Muslims' Unheralded Messenger

Kamal Nawash:
Kamal Nawash: "Someone described me as the Martin Luther of Islam." (By Nikki Kahn -- The Washington Post)
By Don Oldenburg
Washington Post Staff Writer
Friday, May 13, 2005

Kamal Nawash would like to see tens of thousands of Muslim Americans join his March Against Terrorism tomorrow morning at Freedom Plaza, but he likely won't. Only a few hundred showed up to another group's anti-terrorism march in Phoenix last April, and on his permit application, Nawash has tapered his dreams to 1,200 people -- and four portable toilets. Still, he longs for something like the 2002 Palestinian-rights rally at the Ellipse, which drew several thousand -- all those abayas, chadors and headscarves sprinkled among the crowd.

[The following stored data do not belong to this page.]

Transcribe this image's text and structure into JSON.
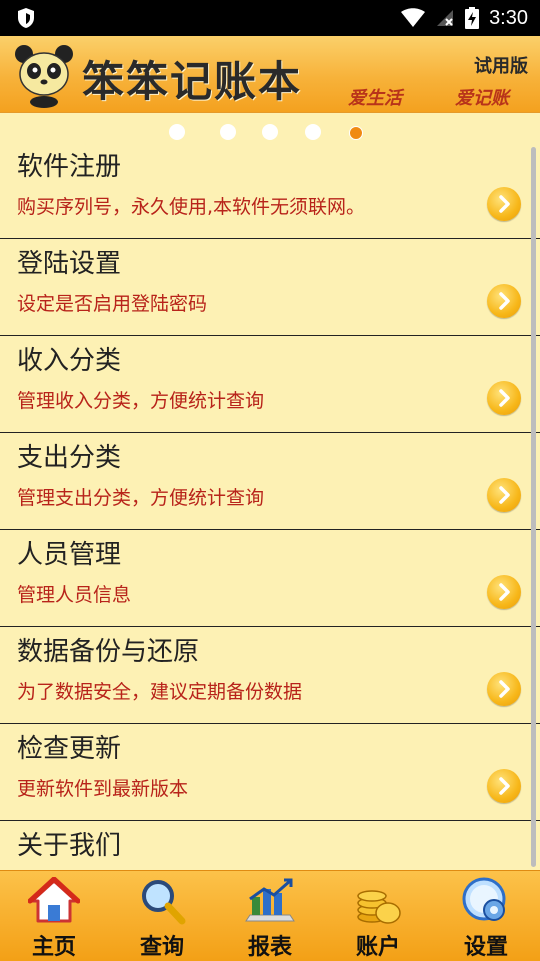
{
  "status_bar": {
    "time": "3:30"
  },
  "banner": {
    "title": "笨笨记账本",
    "edition": "试用版",
    "slogan_1": "爱生活",
    "slogan_2": "爱记账"
  },
  "pager": {
    "count": 5,
    "active_index": 4
  },
  "settings": {
    "items": [
      {
        "title": "软件注册",
        "desc": "购买序列号，永久使用,本软件无须联网。"
      },
      {
        "title": "登陆设置",
        "desc": "设定是否启用登陆密码"
      },
      {
        "title": "收入分类",
        "desc": "管理收入分类，方便统计查询"
      },
      {
        "title": "支出分类",
        "desc": "管理支出分类，方便统计查询"
      },
      {
        "title": "人员管理",
        "desc": "管理人员信息"
      },
      {
        "title": "数据备份与还原",
        "desc": "为了数据安全，建议定期备份数据"
      },
      {
        "title": "检查更新",
        "desc": "更新软件到最新版本"
      },
      {
        "title": "关于我们",
        "desc": ""
      }
    ]
  },
  "tabs": [
    {
      "label": "主页",
      "icon": "home-icon"
    },
    {
      "label": "查询",
      "icon": "magnifier-icon"
    },
    {
      "label": "报表",
      "icon": "bar-chart-icon"
    },
    {
      "label": "账户",
      "icon": "coins-icon"
    },
    {
      "label": "设置",
      "icon": "gear-icon"
    }
  ],
  "colors": {
    "accent": "#f7b23a",
    "desc_text": "#b8231a",
    "background": "#fdf1b4"
  }
}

Nobody's expecting a Million Muslim March, not even close, and more than a few critics think it's the right message, but Nawash is the wrong messenger.

"We may not draw a lot of people, who knows?" says Nawash, 34, the outspoken president of the Free Muslim Coalition Against Terrorism, which he founded last year. "But the point is that it is done."

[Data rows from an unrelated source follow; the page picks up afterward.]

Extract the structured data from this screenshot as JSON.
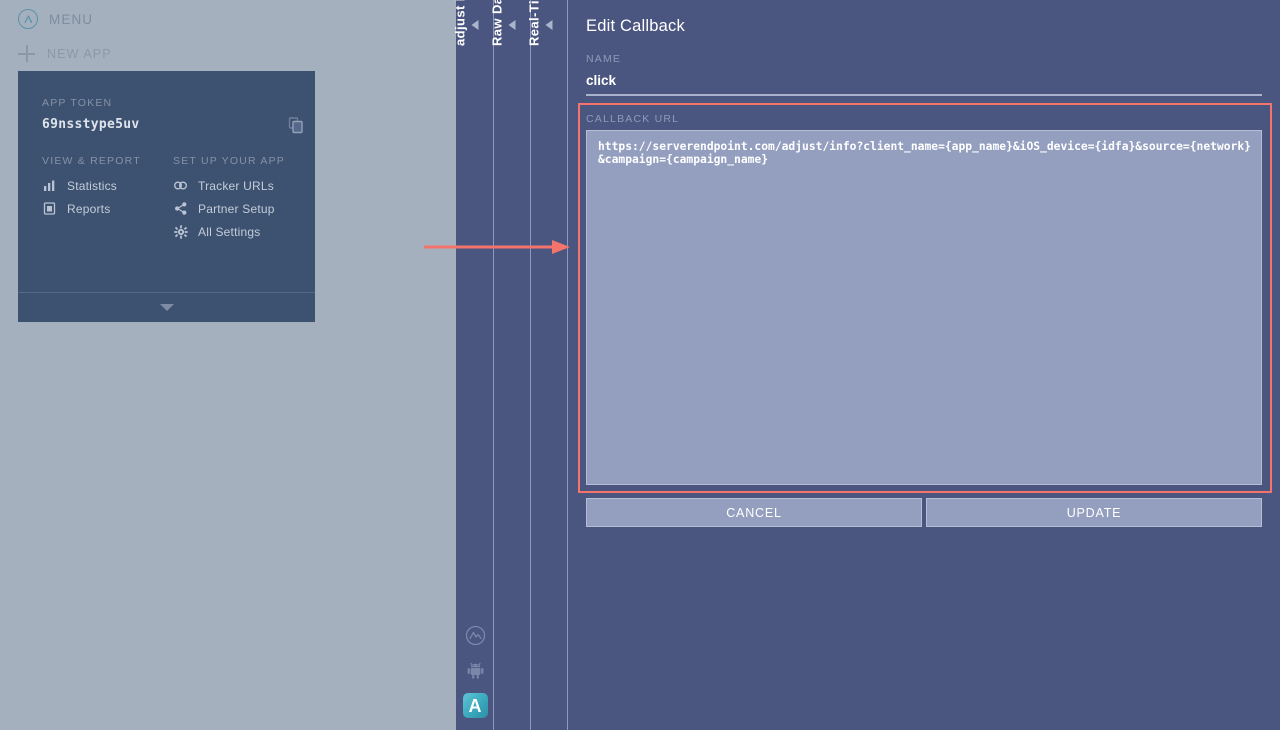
{
  "sidebar": {
    "menu_label": "MENU",
    "logo_icon": "adjust-logo-icon",
    "new_app_label": "NEW APP",
    "app_card": {
      "token_label": "APP TOKEN",
      "token_value": "69nsstype5uv",
      "copy_icon": "copy-icon",
      "view_report_label": "VIEW & REPORT",
      "setup_label": "SET UP YOUR APP",
      "view_report_items": [
        {
          "label": "Statistics",
          "icon": "bar-chart-icon"
        },
        {
          "label": "Reports",
          "icon": "report-document-icon"
        }
      ],
      "setup_items": [
        {
          "label": "Tracker URLs",
          "icon": "link-chain-icon"
        },
        {
          "label": "Partner Setup",
          "icon": "share-nodes-icon"
        },
        {
          "label": "All Settings",
          "icon": "gear-icon"
        }
      ],
      "expand_icon": "chevron-down-icon"
    }
  },
  "rail": {
    "tabs": [
      {
        "label": "adjust Demo App",
        "collapse_icon": "caret-left-icon"
      },
      {
        "label": "Raw Data Export",
        "collapse_icon": "caret-left-icon"
      },
      {
        "label": "Real-Time Callbacks",
        "collapse_icon": "caret-left-icon"
      }
    ],
    "icons": [
      {
        "name": "adjust-circle-icon"
      },
      {
        "name": "android-robot-icon"
      },
      {
        "name": "app-icon",
        "letter": "A"
      }
    ]
  },
  "panel": {
    "title": "Edit Callback",
    "name_label": "NAME",
    "name_value": "click",
    "url_label": "CALLBACK URL",
    "url_value": "https://serverendpoint.com/adjust/info?client_name={app_name}&iOS_device={idfa}&source={network}&campaign={campaign_name}",
    "cancel_label": "CANCEL",
    "update_label": "UPDATE"
  },
  "annotation": {
    "arrow_icon": "red-arrow-right-icon",
    "highlight_icon": "red-highlight-box"
  },
  "colors": {
    "page_bg": "#a4b0bd",
    "card_bg": "#3d5270",
    "panel_bg": "#4b5680",
    "field_bg": "#949fc0",
    "accent_teal": "#5b93a8",
    "annotation_red": "#f4736b"
  }
}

Promoted as the first Muslim-led public demonstration against terrorism in the nation's capital, this rally is seen by some as an overdue response to the nagging public perception, right or wrong, that American Muslims have been too hushed in their criticism of Islamic extremists.

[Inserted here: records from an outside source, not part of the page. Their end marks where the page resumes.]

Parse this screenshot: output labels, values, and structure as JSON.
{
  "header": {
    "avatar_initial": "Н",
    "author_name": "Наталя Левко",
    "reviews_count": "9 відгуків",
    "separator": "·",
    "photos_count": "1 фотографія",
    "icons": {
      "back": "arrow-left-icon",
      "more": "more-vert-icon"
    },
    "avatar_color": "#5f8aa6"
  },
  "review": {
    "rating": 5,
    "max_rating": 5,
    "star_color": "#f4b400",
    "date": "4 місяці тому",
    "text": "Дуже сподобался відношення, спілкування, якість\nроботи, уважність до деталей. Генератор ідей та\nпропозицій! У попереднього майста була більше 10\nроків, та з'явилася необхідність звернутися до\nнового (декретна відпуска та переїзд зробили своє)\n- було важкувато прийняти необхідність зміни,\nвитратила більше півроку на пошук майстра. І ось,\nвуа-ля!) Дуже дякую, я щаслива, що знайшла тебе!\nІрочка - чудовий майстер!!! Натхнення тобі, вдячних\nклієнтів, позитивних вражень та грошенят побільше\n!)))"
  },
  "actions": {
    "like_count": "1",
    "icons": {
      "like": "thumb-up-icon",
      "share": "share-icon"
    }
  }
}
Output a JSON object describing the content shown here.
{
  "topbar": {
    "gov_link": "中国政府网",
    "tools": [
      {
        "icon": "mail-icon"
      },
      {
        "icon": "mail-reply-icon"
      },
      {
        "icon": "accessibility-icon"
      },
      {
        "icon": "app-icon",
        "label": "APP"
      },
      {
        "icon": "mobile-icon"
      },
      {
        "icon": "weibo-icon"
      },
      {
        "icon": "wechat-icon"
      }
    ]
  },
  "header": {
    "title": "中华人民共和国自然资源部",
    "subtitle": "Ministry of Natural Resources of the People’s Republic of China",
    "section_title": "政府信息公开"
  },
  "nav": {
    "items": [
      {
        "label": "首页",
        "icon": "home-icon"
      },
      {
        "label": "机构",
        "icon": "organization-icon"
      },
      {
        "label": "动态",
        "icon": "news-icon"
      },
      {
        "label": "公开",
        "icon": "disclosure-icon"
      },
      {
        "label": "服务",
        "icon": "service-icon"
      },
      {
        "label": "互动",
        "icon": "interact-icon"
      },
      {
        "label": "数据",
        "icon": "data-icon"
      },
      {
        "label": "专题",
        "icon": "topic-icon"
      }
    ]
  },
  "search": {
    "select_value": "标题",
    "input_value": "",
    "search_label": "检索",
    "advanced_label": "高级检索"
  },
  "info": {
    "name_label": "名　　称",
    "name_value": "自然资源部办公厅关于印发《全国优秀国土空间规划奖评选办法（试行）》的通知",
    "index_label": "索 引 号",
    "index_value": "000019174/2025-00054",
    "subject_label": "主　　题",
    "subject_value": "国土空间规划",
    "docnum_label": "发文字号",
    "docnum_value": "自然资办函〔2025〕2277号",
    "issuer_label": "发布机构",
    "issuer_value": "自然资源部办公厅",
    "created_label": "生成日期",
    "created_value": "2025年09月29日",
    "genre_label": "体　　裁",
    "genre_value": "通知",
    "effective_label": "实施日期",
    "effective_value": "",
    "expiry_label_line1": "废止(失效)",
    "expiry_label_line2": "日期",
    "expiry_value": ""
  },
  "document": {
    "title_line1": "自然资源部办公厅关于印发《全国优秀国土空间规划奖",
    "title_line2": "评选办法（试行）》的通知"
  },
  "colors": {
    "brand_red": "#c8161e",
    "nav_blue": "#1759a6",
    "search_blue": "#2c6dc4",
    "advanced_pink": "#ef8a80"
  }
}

Nawash's office is four blocks from the White House, and the lobby directory doesn't list the Free Muslim Coalition Against Terrorism. No Kamal Nawash law office listed. No Nawash, period. "We don't put our name down there in case bin Laden comes looking for us," says Nawash, emitting an uneasy laugh that suggests this might be funny, if only it were. "You can't be too safe," he says, insisting he isn't really afraid, though his parents beg him to find a different job.

"I like to see myself as a leader of a Muslim reformation," Nawash says. "For certain people, I'm a hero. For certain people, I was sent by God. I get calls from the Middle East saying thank you for doing this. . . . Someone described me as the Martin Luther of Islam. To me, that's not bad."

In many ways, Nawash is a study in a certain kind of Washingtonian -- the niche organizer, the self-appointed spokesleader. He refers to the coalition and Saturday's march in the plural sense -- an incessant "we." Numbers-wise, he says he's up to 9,000 members, with 14 people on his directors and advisory boards. And a full-time staff consisting of . . . Kamal Nawash. He says he represents a new generation of Muslims worldwide who are hungry for democracy, equality for women and separation of religion and state.

He's a visibly patriotic, mediagenic Muslim American. He says he made 300 TV and radio appearances last year, including on Fox News's "The O'Reilly Factor," where he called on Muslims to reject extremism after the arrest of mosque leaders in Albany, N.Y., who allegedly agreed to launder money for use in terrorist acts. If a reporter needs a Muslim to say the United States has good reason to keep Yussef Islam, the former Cat Stevens, from entering the country, Nawash was and is available. When a Northern Virginia imam was convicted last month for inciting followers to train overseas for violent jihad, some Muslim leaders called it a witch hunt. Not Nawash, who announced he was pleased with the verdict.

"We are the first Muslim organization to take the lead and do the right thing, basically," he says. "You never know who is going to find that intolerably offensive."

In fact, many do.

"People in the Muslim community are all for raising their voices against terrorism," says Mahdi Bray, a spokesman for the Muslim American Society, based in Falls Church. "It is just sad this is being led by the wrong person. . . . Unfortunately, Mr. Nawash doesn't have credibility within his own community."

A Palestinian who came to the United States with his parents and six siblings when he was 9 years old and didn't know a word of English, Nawash today looks the standard K Street lawyer. He sports hip eyewear and has a receding hairline. Seated behind his desk in a cramped office, he leans back toward its big-window view of the downtown skyline. He likes that. This is where he issues news releases, applauds convictions of Muslims found guilty of terrorist ties, and hammers out online diatribes against fundamentalists for turning his religion "into a killing machine."